PERLAWANAN
DI BERBAGAI DAERAH DI INDONESIA
DALAM
MENENTANG DOMINASI ASING PADA ABAD 19
1. Perlawan Rakyat Maluku Tahun 1817
Tidak
sewenang-wenang yang dilakukan VOC di Maluku kembali dilanjutkan oleh
pemerintah Kolonial Belanda setelah berkuasa kembali pada tahun 1816 dengan
berakhirnya pemerintah Inggris di Indonesia tahun 1811-1816. Berbagai tindakan
yang dilakukan oleh pemerintah Kolonial Belanda di bawah ini menyebabkan
timbulnya perlawanan rakyat Maluku.
a.
Penduduk
wajib kerja paksa untuk kepentingan Belanda misalnya di perkebunan-perkebunan dan
membuat garam.
b. Penyerahan
wajib berupa ikan asin, dendeng dan kopi.
c.
Banyak
guru dan pegawai pemerintah diberhentikan dan sekolah hanya di buka di
kota-kota besar saja.
d. Jumlah
pendeta dikurangi sehingga kegiatan menjalankan ibadah menjadi terhalang.
e.
Secara
khusus yang menyebabkan kemarahan rakyat adalah penolakan Residen Van de Berg
terhadap tuntutan rakyat untuk membayar harga perahu yang dipisah sesuai dengan
harga sebenarnya.
2. Perang Padri Tahun 1821-1837
Perang
Padri merupakan perang yang terjadi di Sumatra Barat. Istilah Padri berasal
dari kata Padre yang berarti Utama. Pada mulanya perang Padri merupakan perang
saudara antara para ulama berhadapan dengan kaum adat. Setelah Belanda ikut
campur yang semula membantu kaum adat berubahlah perang itu menjadi perang
kolonial.
a. Pertentangan
antara Kaum Padri dan Kaum Adat. Itu dapat dikemukakan sebab-sebabnya sebagai
berikut :
· Kaum Adat adalah kelompok masyarakat
yang walaupun telah memeluk agama Islam namun masih teguh memegang adat dan
kebiasaan-kebiasaan lama yang bertentangan dengan ajaran Islam. Salah satu
pemimpin Kaum Adat yaitu Datuk Sati.
· Kaum Padri adalah kelompok
masyarakat Islam di Sumatra Barat yang telah menunaikan ibadah haji di Mekkah
serta membawa pandangan baru. Terpengaruh oleh gerakan Wahabi mereka berusaha
hidup sesuai dengan ajaran Al’quran dan Hadist, berusaha melakukan pembersihan
terhadap tindakan-tindakan masyarakat yang menyimpang dari ajaran tersebut.

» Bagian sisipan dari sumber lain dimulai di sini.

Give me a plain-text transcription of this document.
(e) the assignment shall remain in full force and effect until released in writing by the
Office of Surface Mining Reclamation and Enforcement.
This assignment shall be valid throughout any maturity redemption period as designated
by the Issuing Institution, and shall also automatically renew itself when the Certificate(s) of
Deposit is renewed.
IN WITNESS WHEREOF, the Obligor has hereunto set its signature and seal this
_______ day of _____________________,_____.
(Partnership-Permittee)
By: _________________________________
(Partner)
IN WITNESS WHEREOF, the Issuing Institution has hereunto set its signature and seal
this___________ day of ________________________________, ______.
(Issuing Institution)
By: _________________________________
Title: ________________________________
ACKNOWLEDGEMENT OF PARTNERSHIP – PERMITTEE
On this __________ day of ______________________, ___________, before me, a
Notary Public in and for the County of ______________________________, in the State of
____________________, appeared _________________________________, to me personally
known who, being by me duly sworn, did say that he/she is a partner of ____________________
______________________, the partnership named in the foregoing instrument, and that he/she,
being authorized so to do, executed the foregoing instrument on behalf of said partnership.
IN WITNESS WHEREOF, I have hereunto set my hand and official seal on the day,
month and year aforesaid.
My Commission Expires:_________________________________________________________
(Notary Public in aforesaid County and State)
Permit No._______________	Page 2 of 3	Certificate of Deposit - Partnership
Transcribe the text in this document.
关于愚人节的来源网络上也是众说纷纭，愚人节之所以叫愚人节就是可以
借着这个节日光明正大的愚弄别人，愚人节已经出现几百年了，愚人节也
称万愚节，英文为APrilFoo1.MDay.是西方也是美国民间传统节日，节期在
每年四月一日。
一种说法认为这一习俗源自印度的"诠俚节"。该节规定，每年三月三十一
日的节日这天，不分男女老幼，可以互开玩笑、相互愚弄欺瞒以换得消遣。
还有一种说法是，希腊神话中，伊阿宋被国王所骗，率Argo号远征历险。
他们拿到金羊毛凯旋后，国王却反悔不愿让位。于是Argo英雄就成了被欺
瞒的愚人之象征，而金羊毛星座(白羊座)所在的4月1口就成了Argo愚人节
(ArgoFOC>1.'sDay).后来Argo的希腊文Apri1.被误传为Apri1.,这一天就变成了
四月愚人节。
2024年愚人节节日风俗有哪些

Beberapa tokoh Kaum Padri adalah Haji Miaskin, Haji Sumanik, Haji Piobang.
Tokoh lainnya adalah Malin Basa (terkenal dengan nama Imam Bonjol), Tuanku Mesiangan,
Tuanku Nan Renceh dan Datok Bandaharo.
Dengan perbedaan yang cukup mendasar
tersebut terjadilah perebutan pengaruh antara kaum adat dan kaum padri di
tengah-tengah masyarakat. Pernah diadakan pertemuan untuk mengakhiri perbedaan
tadi di Koto Tengah, namun tidak berhasil dan bahkan memicu pertikaian. Untuk
menghadapi kaum Padri maka kaum Adat meminta bantuan kepada Belanda pada tahun
1821.
b. Jalannya
Perang Padri
I.
Tahun
1821 – 1825
Pada bulan April tahun 1821 terjadi
pertempuran antara kaum Padri melawan Belanda dan Kaum Adat di Sulit Air dekat
danau Singkarak.
Belanda mengirimkan tentaranya dari
Batavia di bawah pimpinan Letkol Raaf dan berhasil menduduki Batusangkar dekat
Pangaruyung lalu mendirikan benteng yang bernama Fort Van der Capellen.

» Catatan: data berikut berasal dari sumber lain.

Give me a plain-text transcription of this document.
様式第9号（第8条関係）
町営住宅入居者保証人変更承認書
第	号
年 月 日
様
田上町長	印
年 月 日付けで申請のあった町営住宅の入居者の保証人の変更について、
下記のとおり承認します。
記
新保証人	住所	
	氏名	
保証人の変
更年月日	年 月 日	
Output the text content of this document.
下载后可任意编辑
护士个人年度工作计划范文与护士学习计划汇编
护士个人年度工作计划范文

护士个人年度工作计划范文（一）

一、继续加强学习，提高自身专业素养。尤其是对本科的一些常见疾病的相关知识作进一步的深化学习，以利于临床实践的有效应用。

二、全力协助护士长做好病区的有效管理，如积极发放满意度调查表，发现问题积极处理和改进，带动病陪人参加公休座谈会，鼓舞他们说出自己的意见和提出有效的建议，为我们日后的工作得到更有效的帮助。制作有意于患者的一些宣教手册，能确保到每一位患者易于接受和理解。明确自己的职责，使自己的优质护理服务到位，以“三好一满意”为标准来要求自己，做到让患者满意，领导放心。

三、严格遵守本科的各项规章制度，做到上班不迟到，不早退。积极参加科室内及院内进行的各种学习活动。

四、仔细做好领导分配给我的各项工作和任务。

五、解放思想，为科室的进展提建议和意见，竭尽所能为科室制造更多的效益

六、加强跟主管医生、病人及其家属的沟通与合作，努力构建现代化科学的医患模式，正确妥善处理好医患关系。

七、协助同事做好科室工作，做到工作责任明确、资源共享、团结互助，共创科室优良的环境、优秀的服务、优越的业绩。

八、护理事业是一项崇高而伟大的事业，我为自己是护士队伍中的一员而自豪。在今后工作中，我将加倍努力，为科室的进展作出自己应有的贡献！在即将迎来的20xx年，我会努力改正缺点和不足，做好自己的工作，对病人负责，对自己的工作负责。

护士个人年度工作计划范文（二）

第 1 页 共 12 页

Pada tahun 1824 dan 1825 terjadi
perjanjian perdamaian antara Belanda dengan Kaum Padri di Padang yang pada
pokoknya tidak akan saling menyerang.
II.
Tahun
1825 – 1830
Pada periode ini Belanda juga sedang
menghadapi perang Diponegoro sehingga perjanjian perdamaian di atas sangat
menguntungkan Belanda. Untuk menghadapi Kaum Padri. Belanda membangun benteng
disebut Fort de Kock (Nama panglima
Belanda) di Bukittinggi.
III. Tahun 1831
– 1837
Belanda bertekad mengakhiri perang
Padri setelah dapat memadamkan Perang Diponegoro. Tindakan yang dilakukan
Belanda adalah mendatangkian pasukan pimpinan oleh Letnan Kolonel Elout
kemudian Mayor Michaels dengan tugas pokok menundukkan Kaum Padri yang berpusat
di Ketiangan dekat Tiku. Selain itu Belanda juga mengirim Sentot Ali Basa
Prawirodirdjo (bekas panglima Diponegoro) serta sejumlah pasukan dari pulau
Jawa walaupun kemudian berpihak kepada Kaum Padri. Sejak tahun 1831 Kaum Adat
bersatu dengan kaum Padri untuk menghadapi Belanda.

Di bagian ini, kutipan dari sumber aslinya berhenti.